Ajay Manthripragada and Ramon Weber join Department of Architecture
The Department of Architecture is pleased to announce two new faculty appointments: Ajay Manthripragada as assistant professor in design and Ramon Elias Weber as assistant professor specializing in building technologies.
“We are excited to continue to build upon the excellence of our faculty with these new colleagues who really stood out in two extremely competitive search processes,” says Lisa Iwamoto, chair of the Department of Architecture. “Both will bring valuable expertise and fresh insights to the department in their respective areas of the discipline.”
We are delighted to welcome Ajay Manthripragada back to Bauer Wurster Hall. He taught in the department as a lecturer before an appointment at the Rice School of Architecture as a Wortham Fellow, where his teaching and research focused on novel approaches to historical precedent in design practice. He continued to the Harvard Graduate School of Design, where he taught both core studios and a seminar that engaged current debates on the value and nature of an architectural canon. He has also held teaching positions at Cal Poly, San Luis Obispo, and the Rhode Island School of Design.
He arrives in Berkeley fresh from a year-long fellowship at the American Academy in Rome as winner of the Lily Auchincloss Rome Prize in Architecture. In Rome, he investigated ancient and new applications of architectural terracotta, connecting material traditions of southern Italy to those of the Malabar Coast in India, a region that has become the focus of much of his work.
Manthripragada is the founder of an award-winning architectural practice that is currently designing projects in India and California, including a junior college dormitory in Mangalore and an artist’s studio south of San Francisco. Past projects include the porcelain panel–clad Page House and Gallery in Berkeley.
Manthripragada is a Berkeley alum (BA Architecture) and earned his MArch from Princeton. Among other distinctions, he was nominated for the Mies Crown Hall Americas Prize as an emerging practitioner. He has published in Log, domus, and Cite.
This fall, Manthripragada is teaching ARCH 207a, the graduate lectures colloquium, and the undergraduate architecture studio ARCH 100A, which he will go on to lead as coordinator in future years.
We are thrilled that Ramon Weber is joining the department. Weber works at the intersection of architectural design, building science research, and digital technology. He defended his PhD in building technology at the Massachusetts Institute of Technology, where he was conducting research with the Digital Structures Group and the Sustainable Design Lab. In his work, he is investigating how computational design methods and simulation tools can create more sustainable architecture.
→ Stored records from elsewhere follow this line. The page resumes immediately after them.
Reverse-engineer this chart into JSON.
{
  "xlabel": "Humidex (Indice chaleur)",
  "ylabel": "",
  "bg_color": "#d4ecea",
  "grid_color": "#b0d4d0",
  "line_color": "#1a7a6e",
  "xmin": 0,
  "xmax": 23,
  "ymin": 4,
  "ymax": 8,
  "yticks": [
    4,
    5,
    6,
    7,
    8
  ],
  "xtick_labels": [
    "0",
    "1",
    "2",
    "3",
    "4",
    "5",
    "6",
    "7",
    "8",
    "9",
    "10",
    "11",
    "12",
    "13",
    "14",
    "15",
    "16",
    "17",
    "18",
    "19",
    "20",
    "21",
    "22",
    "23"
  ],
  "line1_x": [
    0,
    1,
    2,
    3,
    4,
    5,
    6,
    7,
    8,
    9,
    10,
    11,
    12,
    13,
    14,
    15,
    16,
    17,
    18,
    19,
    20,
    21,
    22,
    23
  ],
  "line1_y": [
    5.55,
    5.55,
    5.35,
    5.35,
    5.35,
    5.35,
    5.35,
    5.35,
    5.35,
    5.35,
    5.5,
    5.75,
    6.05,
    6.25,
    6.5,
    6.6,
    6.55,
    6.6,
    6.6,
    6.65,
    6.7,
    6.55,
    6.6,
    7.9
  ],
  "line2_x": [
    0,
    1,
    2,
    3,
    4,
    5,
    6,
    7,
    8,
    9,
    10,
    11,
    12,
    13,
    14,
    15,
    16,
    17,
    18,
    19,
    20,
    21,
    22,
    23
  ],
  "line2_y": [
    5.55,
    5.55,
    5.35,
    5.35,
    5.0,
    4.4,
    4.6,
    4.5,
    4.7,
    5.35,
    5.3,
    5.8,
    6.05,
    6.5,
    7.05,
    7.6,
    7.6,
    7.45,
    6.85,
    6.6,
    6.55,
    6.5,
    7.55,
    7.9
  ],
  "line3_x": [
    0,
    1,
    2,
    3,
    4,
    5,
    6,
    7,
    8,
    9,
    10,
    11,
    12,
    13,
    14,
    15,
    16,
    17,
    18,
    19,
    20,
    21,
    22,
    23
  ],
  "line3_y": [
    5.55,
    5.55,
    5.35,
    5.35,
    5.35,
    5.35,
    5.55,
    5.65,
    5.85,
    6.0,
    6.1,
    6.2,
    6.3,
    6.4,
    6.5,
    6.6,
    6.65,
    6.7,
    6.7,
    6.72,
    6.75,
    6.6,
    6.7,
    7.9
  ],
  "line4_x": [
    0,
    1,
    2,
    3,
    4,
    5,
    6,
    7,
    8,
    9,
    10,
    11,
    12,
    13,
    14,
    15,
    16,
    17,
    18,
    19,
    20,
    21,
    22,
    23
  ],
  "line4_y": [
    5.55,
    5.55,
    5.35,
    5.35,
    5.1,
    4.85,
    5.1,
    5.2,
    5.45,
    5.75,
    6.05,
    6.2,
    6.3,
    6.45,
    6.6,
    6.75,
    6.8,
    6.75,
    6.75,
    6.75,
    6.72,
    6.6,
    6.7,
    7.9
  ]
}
Weber’s work has been published and presented internationally in both scientific and design venues such as SFMOMA, the Cooper Hewitt Design Triennial, and Ars Electronica, as well as in the journals Solar Energy, Building and Environment, 3D Printing and Additive Manufacturing, and ACADIA. Weber holds a MS in media arts and science from the MIT Media Lab, where he was part of the Mediated Matter Group. He received his master’s degree in integrative technologies and architectural design research with distinction from the University of Stuttgart and a bachelor’s in architecture from ETH Zurich. He conducted research at the Block Research Group, the Institute for Computational Design and Construction (ICD), the Institute of Building Structures and Structural Design (ITKE), and he was a designer at the lightweight composite robotic construction company FibR.
Weber worked for two years at Zaha Hadid Architects in London, where he was involved in projects across all scales and design research in the inhouse ZHA|CODE research group. As an architect in his home country of Switzerland, he regularly participates in design competitions and aims to bring innovations in digital fabrication, structural design, and sustainability from research into practice.
This fall Weber is teaching the undergraduate structures course, ARCH 150.
We look forward to the contributions of both Manthripragada and Weber and the profound impact they will have on our students.